Wow – 1,122,311 threats out there

Browsing the BBC website this morning I came across this reference to how many malicious code threats are out there. Apparently the number is 1,122,311. Now that’s a pretty big number by anyone’s standards but this is the number officially quoted in a competitor’s 6 monthly threat report. These reports always contain lots of useful information and the latest Sophos threat report will be published very soon and you will be able to see our take on the security landscape.

However, what caught my attention about this number was the accuracy of it. Just how do these guys know exactly how many threats are out there? Here am I, the manager of the largest threat lab that Sophos has and guess what – I don’t actually know how many threats are out there.

Let’s put the malware threat into perspective. We all know that the numbers are increasing astronomically. When I first joined Sophos in September 1997 the number of known threats was 11,950. I have the records of what the product has stated going back almost to the start of the company. In those days we received a handful of samples each day from a few different sources.

Looking at the figures for last week shows that we received approximately 114,000 unique files from different sources (excluding customers). Some of these files we will already have detected and the rest are going to be a mix of malware, PUAs, clean files and general tat.

This week alone one of our sources of files has started sending us approximately 22,000 different files each day. This actually amounts to over 7GB of files every day. Again they will be a complete mix of files that we need to process.

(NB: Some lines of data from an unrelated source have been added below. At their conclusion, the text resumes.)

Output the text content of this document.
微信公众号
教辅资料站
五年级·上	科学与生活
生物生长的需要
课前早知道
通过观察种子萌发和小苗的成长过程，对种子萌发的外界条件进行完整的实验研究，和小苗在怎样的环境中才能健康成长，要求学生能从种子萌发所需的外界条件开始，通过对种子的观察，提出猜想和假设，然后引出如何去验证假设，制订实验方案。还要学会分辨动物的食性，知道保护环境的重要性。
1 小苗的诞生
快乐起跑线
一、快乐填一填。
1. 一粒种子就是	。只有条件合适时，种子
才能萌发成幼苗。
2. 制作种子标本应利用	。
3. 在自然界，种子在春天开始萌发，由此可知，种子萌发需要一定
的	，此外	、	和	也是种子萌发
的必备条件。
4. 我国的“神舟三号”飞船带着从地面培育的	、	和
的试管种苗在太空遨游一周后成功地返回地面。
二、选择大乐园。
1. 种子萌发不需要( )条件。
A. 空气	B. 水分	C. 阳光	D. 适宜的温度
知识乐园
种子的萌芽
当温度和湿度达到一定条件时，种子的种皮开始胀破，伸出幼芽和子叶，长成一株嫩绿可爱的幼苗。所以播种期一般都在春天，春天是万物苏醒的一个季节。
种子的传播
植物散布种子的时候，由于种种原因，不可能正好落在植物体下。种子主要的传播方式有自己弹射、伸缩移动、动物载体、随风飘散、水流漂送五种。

Yesterday, on AVIEWS, there was a report of a new piece of malware doing the rounds. The report stated that Sophos already detected the file but as the report contained the MD5 of the file I ran this through our files database and it showed that we did not have the actual file although we already detected it.

The point here is that we are receiving all these files for analysis but there are many more out there that we already detect, principally through behavioral genotypes, that we don’t receive. If we already detect them then often they do not get sent to us.

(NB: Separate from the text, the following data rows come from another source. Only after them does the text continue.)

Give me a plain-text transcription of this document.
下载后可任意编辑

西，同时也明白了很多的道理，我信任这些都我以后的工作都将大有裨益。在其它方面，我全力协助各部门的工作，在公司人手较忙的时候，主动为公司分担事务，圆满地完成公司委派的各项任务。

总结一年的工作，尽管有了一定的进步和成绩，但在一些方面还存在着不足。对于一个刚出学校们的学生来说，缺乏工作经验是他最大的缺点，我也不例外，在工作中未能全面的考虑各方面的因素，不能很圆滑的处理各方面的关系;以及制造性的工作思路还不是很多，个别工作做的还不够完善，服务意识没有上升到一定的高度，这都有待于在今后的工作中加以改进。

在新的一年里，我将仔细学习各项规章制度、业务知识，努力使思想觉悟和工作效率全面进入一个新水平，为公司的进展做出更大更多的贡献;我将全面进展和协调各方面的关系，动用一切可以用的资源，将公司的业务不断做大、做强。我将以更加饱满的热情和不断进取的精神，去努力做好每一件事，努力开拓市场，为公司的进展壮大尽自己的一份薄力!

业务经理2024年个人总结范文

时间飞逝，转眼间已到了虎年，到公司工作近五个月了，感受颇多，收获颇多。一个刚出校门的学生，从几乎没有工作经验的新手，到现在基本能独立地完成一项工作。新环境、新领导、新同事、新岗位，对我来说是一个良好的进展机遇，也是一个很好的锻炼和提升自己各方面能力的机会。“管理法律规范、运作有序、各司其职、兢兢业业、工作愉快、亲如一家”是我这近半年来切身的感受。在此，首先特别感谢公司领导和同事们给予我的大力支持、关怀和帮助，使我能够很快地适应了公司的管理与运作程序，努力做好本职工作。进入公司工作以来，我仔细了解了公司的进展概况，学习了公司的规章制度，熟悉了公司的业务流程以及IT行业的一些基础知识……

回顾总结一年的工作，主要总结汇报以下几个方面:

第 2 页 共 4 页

Recently we created a new positive testing system. This system tests our product against all the files that we detect. It runs every few hours and is aimed as ensuring that we never lose detection for a file. Detection is much more complicated than just signatures and we don’t want to risk losing detection through an unwanted side effect. This system currently has over 4.6 million unique files on it and is being added to every day. These will not necessarily be individual malware variants – there will be plently of replicants of viruses in there.

What is the purpose of all these numbers? It is simply to say that the threat is enormous but it is difficult to see how any person or company can say exactly how many threats are out there. Yes, Sophos still puts into the product every month a virus count. To be honest that is done because there is a bit of code that requires there to be a number there and, whilst we try to have the number make sense, I would take it with a pinch of salt.

In fact, thinking about the growth of threats in general I might even be tempted to start a sweepstake on which AV company is going to be the first to claim 10 million threats and when they are going to claim it. Then I will ask them to prove it.